The idea appealed to JoAnn Van Engelen, a twice-widowed Boxster and Macan owner from southwestern Ontario; she's making the most of her independence now that the family farm has been sold and the kids have left home. She's still frugal, though. "I saw it and thought, well, this is great, until I got to the price, and I thought, 'Oh,'" Van Engelen said.
"And then I thought, well, what about just knowing where they start and following along? But then I've got to do hotels, and I had no idea how they're filling in the rest of the hours. I talked to my kids about it and they said: 'Oh mom, just go.'"
The hotels are top-notch (the Andaz in Ottawa, the Queen Elizabeth in Montreal, that sort of thing) and the food is high-end, but the participants saw these as distractions from the driving. "We would rather skip lunch, we're here for the cars," said Paz Fernando. "Let's get out of bed early and get on it while we have access to the road."
This was the couple's fifth Porsche tour in as many years, after trips to Italy for the Stelvio Pass and Romania for the Transfagasaran highway, among others. "These tours work best when everybody gets along and nobody takes themselves too seriously," said Lisa Fernando, before dissing on a prima donna in Romania who ticked off everyone.
Here in Canada, everybody did get along. The tour was rounded out by a Chinese property developer from Seattle and a wealthy Australian couple who participate in several such trips each year, and everyone agreed they'd like more driving, with fewer city tours.
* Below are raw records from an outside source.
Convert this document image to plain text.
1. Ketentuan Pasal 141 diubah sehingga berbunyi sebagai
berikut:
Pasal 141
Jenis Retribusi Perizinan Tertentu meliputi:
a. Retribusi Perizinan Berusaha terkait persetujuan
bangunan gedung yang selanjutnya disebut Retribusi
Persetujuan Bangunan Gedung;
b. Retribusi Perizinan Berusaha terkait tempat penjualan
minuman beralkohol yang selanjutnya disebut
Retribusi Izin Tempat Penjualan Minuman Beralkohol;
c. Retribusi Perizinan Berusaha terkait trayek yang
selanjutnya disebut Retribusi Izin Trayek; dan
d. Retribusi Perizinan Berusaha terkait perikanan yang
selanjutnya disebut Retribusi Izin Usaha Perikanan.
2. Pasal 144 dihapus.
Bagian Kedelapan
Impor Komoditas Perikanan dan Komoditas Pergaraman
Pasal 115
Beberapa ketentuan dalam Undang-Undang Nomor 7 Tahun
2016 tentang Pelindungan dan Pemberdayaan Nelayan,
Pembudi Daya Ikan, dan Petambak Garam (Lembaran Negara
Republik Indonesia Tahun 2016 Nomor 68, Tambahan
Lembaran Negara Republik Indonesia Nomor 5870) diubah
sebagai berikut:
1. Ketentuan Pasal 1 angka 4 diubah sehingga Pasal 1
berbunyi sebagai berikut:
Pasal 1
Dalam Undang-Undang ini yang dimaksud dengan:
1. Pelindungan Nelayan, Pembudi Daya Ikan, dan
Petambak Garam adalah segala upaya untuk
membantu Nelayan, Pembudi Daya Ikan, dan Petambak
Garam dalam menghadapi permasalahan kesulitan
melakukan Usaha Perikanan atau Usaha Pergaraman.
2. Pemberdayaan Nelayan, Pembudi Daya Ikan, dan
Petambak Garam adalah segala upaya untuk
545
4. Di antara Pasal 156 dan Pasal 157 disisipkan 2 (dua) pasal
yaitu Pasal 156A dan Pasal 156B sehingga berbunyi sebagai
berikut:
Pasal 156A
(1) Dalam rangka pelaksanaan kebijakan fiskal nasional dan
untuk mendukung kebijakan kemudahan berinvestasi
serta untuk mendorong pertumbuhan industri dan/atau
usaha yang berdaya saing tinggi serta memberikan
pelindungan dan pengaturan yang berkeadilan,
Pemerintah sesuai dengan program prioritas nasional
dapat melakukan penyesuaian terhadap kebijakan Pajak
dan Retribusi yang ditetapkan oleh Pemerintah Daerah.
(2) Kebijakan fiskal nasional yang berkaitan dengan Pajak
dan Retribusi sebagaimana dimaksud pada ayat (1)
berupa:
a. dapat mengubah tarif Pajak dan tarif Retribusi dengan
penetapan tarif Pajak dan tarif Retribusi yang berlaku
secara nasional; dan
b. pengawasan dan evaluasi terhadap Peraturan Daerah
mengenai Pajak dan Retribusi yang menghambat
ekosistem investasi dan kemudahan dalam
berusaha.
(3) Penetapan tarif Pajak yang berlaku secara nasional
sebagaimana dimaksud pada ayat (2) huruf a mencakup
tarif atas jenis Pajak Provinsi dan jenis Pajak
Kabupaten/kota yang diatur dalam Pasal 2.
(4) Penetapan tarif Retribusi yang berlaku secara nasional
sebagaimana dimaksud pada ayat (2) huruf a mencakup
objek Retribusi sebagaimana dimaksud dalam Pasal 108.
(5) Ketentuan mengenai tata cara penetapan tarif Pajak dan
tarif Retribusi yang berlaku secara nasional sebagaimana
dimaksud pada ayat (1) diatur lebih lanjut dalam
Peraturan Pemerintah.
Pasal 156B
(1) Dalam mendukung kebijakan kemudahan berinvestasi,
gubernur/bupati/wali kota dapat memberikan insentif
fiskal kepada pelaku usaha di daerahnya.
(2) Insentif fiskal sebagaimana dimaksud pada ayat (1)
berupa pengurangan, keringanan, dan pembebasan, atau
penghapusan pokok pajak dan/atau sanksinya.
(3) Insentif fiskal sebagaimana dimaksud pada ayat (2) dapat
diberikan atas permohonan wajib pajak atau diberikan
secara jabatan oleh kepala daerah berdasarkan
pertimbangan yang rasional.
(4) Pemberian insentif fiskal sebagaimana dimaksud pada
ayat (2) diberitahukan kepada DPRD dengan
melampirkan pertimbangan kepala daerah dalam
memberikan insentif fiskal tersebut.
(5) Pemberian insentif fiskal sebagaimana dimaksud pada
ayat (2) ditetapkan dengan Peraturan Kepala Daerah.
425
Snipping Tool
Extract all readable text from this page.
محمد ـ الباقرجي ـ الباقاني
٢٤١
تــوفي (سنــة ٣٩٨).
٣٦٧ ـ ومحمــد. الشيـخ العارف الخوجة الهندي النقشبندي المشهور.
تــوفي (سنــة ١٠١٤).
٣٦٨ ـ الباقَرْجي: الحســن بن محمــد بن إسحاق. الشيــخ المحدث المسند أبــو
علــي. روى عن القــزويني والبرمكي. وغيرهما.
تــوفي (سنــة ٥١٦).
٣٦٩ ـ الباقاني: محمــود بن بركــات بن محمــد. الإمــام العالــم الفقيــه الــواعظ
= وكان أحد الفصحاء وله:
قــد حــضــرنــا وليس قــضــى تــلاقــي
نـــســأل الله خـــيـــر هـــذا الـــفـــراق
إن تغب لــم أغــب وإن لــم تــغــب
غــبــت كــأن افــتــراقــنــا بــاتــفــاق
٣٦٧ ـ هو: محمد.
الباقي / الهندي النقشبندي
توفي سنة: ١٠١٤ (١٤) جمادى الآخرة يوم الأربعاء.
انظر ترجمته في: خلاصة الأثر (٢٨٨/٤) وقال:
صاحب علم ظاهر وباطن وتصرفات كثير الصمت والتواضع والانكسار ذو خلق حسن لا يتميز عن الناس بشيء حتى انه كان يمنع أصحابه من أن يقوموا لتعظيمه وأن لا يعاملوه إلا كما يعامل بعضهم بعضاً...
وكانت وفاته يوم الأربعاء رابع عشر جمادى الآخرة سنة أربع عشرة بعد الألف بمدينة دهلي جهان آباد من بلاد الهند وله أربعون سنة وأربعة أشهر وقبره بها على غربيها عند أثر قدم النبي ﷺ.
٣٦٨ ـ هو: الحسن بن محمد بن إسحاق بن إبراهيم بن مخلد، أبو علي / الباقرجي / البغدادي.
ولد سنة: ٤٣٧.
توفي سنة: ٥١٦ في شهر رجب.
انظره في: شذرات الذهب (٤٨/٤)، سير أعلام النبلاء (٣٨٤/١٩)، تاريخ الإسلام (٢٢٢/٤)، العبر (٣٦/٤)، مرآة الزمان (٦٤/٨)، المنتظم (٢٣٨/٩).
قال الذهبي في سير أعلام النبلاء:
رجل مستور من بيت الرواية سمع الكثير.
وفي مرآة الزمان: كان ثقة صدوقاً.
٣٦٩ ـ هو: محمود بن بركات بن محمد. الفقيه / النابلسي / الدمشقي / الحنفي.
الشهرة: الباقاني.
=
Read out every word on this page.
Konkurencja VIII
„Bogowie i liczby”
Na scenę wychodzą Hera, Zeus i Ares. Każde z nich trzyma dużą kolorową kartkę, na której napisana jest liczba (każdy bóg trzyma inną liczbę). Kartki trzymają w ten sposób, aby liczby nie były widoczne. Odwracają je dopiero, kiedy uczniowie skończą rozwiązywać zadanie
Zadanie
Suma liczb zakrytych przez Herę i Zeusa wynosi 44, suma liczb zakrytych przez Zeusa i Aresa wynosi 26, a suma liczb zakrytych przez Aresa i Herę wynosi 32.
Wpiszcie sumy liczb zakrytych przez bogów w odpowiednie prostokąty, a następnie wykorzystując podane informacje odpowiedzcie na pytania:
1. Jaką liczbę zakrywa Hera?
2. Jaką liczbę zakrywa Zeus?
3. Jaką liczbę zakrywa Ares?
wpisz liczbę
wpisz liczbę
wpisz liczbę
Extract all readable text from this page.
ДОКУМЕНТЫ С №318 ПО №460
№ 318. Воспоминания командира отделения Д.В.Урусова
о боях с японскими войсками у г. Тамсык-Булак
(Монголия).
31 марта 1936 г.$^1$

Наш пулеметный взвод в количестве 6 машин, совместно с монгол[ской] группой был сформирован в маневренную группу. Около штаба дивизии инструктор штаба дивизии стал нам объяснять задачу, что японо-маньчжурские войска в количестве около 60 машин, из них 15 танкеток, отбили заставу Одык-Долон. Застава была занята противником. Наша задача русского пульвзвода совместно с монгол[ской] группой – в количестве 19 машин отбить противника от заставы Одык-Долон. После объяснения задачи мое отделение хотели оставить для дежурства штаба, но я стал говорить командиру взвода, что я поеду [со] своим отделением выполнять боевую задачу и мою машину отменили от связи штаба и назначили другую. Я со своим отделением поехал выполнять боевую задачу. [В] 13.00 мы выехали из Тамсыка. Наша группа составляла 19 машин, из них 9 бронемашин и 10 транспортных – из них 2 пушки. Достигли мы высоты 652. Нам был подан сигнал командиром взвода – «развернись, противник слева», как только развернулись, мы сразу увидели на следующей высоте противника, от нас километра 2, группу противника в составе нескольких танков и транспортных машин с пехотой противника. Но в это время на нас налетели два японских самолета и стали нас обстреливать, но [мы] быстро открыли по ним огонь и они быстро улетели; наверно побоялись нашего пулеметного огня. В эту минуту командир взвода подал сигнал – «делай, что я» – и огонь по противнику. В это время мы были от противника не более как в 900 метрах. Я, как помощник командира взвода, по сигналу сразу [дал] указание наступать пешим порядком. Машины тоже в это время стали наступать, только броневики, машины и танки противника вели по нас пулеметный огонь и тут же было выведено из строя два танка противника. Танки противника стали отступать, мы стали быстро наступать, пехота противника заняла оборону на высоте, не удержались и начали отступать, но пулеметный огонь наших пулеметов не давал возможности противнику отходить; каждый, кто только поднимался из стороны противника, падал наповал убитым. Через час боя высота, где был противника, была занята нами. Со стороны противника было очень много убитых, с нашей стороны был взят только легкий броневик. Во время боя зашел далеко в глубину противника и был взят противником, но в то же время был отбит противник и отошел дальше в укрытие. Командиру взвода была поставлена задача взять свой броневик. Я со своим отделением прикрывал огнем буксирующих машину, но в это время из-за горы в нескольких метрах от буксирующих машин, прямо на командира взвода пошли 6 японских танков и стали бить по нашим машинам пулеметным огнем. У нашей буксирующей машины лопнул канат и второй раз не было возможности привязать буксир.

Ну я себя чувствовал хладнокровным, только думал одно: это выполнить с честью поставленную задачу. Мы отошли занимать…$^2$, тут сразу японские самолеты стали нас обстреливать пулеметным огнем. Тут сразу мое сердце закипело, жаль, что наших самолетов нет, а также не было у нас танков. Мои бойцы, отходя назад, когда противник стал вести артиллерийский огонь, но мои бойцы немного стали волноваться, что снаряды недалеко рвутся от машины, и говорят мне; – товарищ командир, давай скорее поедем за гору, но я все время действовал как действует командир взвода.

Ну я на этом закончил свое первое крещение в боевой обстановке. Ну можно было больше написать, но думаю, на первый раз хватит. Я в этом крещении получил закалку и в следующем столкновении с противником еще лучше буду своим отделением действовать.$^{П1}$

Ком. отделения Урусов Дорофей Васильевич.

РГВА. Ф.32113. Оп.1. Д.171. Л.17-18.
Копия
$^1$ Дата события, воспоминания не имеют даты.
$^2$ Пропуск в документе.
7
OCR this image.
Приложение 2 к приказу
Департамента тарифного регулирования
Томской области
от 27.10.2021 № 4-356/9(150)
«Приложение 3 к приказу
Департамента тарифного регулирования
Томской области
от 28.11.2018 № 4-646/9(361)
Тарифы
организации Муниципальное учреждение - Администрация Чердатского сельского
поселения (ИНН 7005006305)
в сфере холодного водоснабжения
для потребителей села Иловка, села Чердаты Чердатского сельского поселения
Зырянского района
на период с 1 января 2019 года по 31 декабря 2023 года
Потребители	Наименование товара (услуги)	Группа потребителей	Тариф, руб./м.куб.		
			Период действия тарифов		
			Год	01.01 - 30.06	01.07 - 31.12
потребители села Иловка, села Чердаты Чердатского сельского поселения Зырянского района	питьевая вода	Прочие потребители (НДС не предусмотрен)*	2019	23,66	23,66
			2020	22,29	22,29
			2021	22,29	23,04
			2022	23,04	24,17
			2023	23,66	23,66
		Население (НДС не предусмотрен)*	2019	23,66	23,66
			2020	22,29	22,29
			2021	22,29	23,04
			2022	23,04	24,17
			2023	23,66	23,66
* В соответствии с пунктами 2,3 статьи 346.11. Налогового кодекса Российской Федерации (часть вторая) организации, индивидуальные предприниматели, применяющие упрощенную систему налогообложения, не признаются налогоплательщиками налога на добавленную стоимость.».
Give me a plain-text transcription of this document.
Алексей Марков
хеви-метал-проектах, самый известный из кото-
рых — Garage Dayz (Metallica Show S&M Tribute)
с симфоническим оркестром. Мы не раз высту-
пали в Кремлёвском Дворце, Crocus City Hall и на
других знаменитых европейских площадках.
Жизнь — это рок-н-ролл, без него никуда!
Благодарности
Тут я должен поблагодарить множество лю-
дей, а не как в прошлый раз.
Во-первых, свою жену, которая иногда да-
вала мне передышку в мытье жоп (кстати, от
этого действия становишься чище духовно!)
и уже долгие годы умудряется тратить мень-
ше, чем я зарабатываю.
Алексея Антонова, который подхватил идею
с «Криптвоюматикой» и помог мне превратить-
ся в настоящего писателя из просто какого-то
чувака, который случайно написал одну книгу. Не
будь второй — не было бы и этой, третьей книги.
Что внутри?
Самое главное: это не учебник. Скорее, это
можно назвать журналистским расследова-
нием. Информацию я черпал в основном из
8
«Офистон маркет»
The cars, after all, were terrific: Porsche 911 Carrera 4Ss, the same $150,000 cars used for Porsche's performance driving school. Porsche offers a number of different "customer experience" events every year, including performance driving schools at racetracks and short tours that end at racetracks. Internationally, Porsche offers many tours and events. This 3,000-kilometre drive to the East Coast to commemorate Canada's 150th birthday, however, was a first.
"It's more of a branding exercise, building the brand and building the relationship these attendees have with Porsche, and giving them a lifelong memory," said Daniel Ponzini of Porsche Cars Canada. "There is a business case for these events, like all drive experience events, but it does more – it exposes customers to different styles of vehicle and shows them newer vehicles. It builds the brand in a different light."
There were originally 20 available spots for the one-off Canada 150 Tour but only six were sold. There was some grumbling during the drive when the cars were in procession on the Trans-Canada Highway, sticking to the speed limit, but whenever possible, the guides would leave the multi-lane highway and find a country road with smooth asphalt and tight corners.
At the end of it all, there was the promise of the Cabot Trail, Canada's crown jewel of driving roads. "The deeper we got into the Maritimes, the better the roads and the attitudes got," recalled Paz Fernando later in an e-mail, after the trip was complete and everyone returned home.
"Of course, the Holy [Cabot] Trail was the highlight and save for two obstinate black SUVs that blocked us for some time out of the Keltic Inn on the second day, the drive was the best. And lobsters and oysters were shown no mercy."
The writer was a guest of the auto maker. Content was not subject to approval.